The Underground Railroad is American writer Colson Whitehead’s first Pulitzer Winning novel. Whitehead’s novel takes a simple speculative gesture — turning the metaphorical Underground Railroad into a literal subterranean train line — and uses it to examine the long afterlife of American slavery. The underground railroad, in this novel, is an actual railroad with stations below farms and houses. The first train takes the characters to South Carolina, where they are able to live more like free people. But with caveats. The move from Georgia to South Carolina sets the pattern of telling a series of stories about Black experience not just during slavery but throughout American history.

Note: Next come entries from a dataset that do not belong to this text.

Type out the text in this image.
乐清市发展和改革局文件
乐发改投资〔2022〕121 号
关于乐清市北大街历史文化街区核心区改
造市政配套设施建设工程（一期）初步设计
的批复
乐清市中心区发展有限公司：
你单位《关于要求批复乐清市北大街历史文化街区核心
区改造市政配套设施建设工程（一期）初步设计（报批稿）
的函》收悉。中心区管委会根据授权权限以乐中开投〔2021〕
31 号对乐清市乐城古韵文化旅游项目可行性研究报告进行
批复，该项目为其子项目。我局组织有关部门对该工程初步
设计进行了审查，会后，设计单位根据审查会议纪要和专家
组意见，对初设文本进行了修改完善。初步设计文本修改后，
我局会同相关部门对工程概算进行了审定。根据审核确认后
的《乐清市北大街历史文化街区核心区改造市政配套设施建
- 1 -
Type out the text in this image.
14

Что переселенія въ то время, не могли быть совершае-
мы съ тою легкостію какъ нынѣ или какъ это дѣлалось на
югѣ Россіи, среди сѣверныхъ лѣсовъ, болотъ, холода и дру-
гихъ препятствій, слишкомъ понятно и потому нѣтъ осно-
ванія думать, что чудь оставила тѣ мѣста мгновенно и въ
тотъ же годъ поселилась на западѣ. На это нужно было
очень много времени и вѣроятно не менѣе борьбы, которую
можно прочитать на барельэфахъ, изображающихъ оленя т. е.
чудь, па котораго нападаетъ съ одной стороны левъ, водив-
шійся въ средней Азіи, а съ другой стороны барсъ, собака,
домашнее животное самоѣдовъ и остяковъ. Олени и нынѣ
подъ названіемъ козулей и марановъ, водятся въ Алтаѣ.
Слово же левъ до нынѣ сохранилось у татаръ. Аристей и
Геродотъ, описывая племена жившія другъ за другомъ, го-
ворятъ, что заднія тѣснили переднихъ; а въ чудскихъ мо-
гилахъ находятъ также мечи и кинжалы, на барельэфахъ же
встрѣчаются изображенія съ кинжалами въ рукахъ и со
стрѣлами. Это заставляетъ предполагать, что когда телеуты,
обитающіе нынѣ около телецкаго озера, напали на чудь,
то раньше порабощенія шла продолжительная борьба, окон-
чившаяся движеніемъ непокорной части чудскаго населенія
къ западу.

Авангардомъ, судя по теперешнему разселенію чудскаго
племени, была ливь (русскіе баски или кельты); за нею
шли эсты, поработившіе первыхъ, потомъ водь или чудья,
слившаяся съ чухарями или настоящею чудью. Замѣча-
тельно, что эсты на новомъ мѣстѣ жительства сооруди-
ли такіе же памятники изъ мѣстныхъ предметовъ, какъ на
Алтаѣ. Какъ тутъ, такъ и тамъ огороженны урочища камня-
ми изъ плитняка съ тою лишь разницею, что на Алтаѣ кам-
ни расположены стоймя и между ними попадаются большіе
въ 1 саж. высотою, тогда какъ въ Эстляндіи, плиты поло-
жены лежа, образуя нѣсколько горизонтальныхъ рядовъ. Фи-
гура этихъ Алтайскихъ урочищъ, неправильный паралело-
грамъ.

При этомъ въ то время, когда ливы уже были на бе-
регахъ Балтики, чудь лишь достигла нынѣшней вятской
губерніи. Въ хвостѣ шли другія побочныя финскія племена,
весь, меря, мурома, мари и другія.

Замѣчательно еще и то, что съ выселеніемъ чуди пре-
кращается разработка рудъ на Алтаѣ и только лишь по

The book isn’t interested in fantasy for its own sake; the device exists to show how flight, freedom, and violence repeat in different forms across geography. Each state that the reader travels through becomes a variation on oppression: some overt, some politely disguised, all part of a continuum. Whitehead resists the temptation to dramatise suffering for emotional impact. Instead, the prose stays cool, almost flat, letting the historical brutality speak without embellishment.
Why we loved it
The structure works: each stop on the “railroad” becomes a window into a different social experiment, revealing how racism adapts rather than disappears. Whitehead’s calm tone gives the book its power — a refusal to manipulate emotion or offer false comfort. Cora, the protagonist, is written with dignity but without myth-making, and the secondary characters sharpen the novel’s political imagination. The alternate world feels carefully constructed, bringing together every cruelty that it is capable of. And hoe literacy and community help resist overcome the psychic damages. Whitehead heavily researched slavery and the era, using primary sources and slave narratives to ground his imaginative work.
What might not work
The distancing effect of the prose might not work for every reader. Although it is also true that much of its power is built through the restraint. The novel is spare to the point of occasional emotional flatness. Some of the speculative device fades in and out of focus. But, the details Whitehead layers over this single leap of imagination, also keeps it fresh and insightful.
Why you should read it
Whitehead’s goal was to reveal the “truth of things, not the facts,” using a fantastical structure to convey the profound and often unbelievable brutality and systemic nature of American slavery, making it feel more real. Whitehead shows how you can write about a catastrophic history without falling into spectacle or sentimentality. The novel is a reminder that trauma doesn’t need stylistic fireworks to register. Read it for its intelligence, its design, and its commitment to showing how systems survive even when people escape them. It is a book that stays with you not because of shock but because of its steadiness.